Class User.TestService Extends EnsLib.Kafka.Service
{

Method OnProcessInput(pInput As %Net.Remote.Object, Output pOutput As %RegisteredObject) As %Status {
    Set tSC = $$$OK
    Try {
        Set tMsg = ##class(EnsLib.Kafka.Message).%New()
        Do tMsg.FromRemoteObject(pInput)

        #Dim row as Test.Stat
        Set row = ##class(Test.Stat).%New()
        Set row.Topic = tMsg.topic
        Set row.Key = tMsg.key
        // row.Ts - generated automatically in the Test.Stat constructor
        Do row.%Save()
        $$$LOGINFO("Saved")
    }
    Catch (ex) {
        Set tSC = ex.AsStatus()
    }
    Quit tSC
}

}

InterSystems' Kafka component is Java-based. You need to tune the Java (Java Gateway) used by your service.

For Java 8, here are some widely recommended JVM parameters and best practices, particularly focusing on memory management and Garbage Collection (GC):

1. Heap Size Configuration

This is the most fundamental step.

Fixed Heap Size: Set the initial and maximum heap sizes to the same value to prevent the JVM from resizing the heap dynamically during runtime. This reduces GC overhead and improves application stability.
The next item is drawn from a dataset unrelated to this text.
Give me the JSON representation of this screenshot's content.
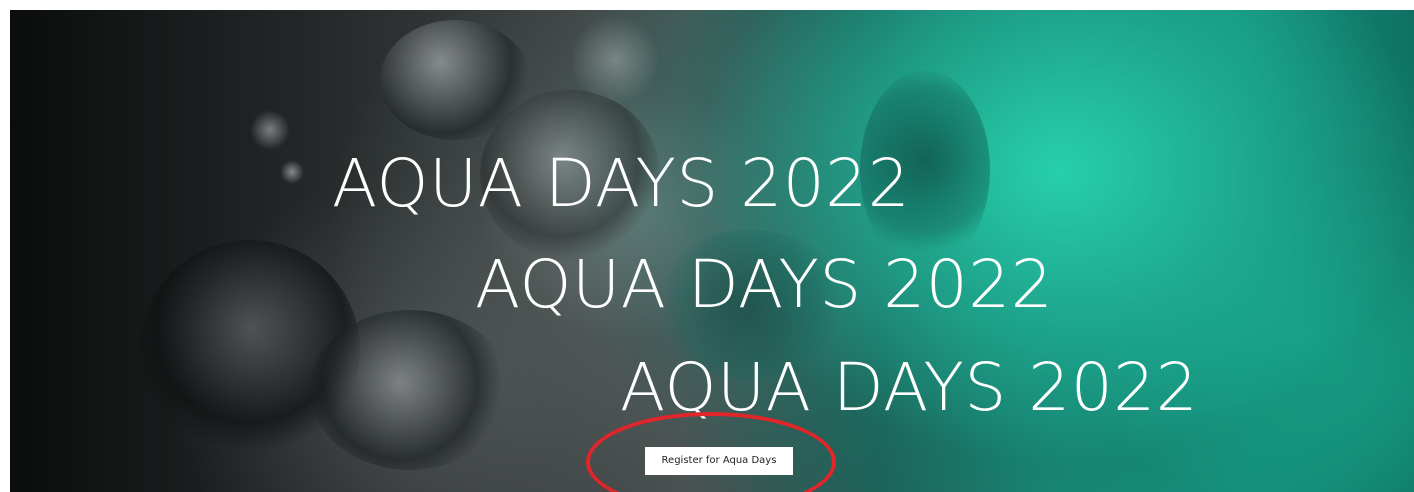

        -Xms<size>: Initial Java heap size.

        -Xmx<size>: Maximum Java heap size.

        Example: -Xms4G -Xmx4G (sets initial and max heap to 4 Gigabytes)
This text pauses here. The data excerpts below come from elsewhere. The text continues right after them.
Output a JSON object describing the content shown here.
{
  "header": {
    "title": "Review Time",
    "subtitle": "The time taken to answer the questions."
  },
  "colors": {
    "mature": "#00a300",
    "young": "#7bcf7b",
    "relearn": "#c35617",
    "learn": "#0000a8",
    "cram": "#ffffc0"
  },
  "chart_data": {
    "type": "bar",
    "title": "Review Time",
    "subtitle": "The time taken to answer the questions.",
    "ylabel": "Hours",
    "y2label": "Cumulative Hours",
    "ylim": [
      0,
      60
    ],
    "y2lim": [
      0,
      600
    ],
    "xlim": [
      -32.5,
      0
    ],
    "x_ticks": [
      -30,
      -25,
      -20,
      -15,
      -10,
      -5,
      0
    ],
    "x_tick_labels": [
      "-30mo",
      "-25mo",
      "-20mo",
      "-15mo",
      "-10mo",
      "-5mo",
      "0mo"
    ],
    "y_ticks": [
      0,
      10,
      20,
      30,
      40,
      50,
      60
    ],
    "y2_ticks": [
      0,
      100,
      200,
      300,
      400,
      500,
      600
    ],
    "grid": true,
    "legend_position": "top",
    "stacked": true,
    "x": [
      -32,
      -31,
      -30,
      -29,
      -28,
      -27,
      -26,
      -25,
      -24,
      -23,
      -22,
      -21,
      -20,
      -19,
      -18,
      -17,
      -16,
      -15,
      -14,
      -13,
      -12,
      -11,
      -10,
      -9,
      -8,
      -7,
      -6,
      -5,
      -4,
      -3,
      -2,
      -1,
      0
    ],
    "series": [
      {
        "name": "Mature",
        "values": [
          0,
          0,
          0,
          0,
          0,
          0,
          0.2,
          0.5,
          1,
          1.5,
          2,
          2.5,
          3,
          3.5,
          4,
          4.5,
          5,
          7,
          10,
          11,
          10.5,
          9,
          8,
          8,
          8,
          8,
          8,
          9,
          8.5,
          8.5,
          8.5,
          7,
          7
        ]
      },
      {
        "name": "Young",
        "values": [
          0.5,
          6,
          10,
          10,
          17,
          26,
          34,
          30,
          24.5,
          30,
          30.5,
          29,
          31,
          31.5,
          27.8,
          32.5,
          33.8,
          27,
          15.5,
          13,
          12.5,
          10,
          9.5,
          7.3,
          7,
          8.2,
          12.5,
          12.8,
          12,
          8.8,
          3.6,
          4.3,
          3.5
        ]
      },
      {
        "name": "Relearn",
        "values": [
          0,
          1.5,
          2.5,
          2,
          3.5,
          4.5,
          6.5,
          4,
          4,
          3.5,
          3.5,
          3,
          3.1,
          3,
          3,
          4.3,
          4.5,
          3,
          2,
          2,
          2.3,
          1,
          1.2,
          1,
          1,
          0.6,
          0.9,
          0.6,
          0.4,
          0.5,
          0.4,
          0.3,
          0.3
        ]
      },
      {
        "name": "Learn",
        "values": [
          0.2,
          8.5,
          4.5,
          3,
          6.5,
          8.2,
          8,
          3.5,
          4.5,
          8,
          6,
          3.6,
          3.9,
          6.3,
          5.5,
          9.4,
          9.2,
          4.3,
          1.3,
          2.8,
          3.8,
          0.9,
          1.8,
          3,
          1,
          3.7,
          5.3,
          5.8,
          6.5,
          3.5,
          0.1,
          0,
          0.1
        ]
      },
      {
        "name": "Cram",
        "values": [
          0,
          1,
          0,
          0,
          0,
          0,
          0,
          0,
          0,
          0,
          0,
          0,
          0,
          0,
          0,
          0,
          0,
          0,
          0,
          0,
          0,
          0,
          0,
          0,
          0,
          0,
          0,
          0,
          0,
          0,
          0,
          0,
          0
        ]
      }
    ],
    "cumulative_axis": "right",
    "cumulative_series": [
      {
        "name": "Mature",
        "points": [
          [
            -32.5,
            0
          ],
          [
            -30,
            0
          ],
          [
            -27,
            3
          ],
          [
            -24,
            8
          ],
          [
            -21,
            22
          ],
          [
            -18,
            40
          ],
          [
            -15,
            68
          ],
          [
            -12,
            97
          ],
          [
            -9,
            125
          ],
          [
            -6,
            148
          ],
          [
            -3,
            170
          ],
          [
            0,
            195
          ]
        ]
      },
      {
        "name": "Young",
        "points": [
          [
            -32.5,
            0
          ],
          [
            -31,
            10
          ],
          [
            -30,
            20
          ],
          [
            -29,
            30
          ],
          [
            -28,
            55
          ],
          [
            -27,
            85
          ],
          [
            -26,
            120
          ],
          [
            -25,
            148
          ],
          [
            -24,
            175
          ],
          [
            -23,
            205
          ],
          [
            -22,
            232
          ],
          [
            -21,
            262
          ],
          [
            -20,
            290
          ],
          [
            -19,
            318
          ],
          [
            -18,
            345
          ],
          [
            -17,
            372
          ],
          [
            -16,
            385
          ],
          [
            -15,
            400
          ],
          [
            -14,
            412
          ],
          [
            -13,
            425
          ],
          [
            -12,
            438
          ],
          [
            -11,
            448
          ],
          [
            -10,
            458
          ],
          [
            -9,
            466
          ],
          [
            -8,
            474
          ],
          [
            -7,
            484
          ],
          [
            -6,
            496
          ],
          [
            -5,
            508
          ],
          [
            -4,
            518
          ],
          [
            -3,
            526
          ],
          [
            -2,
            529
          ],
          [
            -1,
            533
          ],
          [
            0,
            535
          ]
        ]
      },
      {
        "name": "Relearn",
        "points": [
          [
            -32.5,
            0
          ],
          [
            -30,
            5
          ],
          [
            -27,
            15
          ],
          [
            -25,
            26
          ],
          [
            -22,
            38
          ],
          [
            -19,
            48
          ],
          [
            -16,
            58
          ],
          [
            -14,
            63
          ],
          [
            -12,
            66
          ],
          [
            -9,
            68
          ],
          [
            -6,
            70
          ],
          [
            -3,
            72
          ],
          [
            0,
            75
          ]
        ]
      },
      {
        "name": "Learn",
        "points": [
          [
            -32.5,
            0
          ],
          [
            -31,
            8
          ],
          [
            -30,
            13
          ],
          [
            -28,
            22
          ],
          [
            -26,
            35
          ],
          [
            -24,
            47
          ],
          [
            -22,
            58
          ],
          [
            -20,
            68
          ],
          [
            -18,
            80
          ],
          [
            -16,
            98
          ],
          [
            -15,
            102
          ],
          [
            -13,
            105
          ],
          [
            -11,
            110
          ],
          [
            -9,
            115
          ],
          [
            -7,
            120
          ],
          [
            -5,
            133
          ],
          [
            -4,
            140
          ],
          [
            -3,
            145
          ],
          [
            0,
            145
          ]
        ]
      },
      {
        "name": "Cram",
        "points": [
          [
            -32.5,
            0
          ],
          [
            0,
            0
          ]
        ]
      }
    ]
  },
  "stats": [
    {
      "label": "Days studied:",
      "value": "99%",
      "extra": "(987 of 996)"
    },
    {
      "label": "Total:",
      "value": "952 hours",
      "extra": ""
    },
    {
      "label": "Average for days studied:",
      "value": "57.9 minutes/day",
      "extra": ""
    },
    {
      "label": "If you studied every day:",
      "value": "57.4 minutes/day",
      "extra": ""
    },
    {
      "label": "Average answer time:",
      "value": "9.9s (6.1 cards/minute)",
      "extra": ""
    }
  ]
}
Sizing: The value should be determined by monitoring your application's memory usage under load. A good rule of thumb is to set -Xmx to about 75-80% of the available physical RAM to leave room for the Operating System and JVM overhead (Metaspace, thread stacks, etc.).

2. Garbage Collector (GC) Selection

In Java 8, the default GC is the Parallel Collector (for server-class machines), which focuses on high throughput (less time spent in GC overall, but potentially longer pause times).

For most modern applications, especially those requiring lower latency, the G1 (Garbage-First) Collector is generally recommended starting from Java 7/8.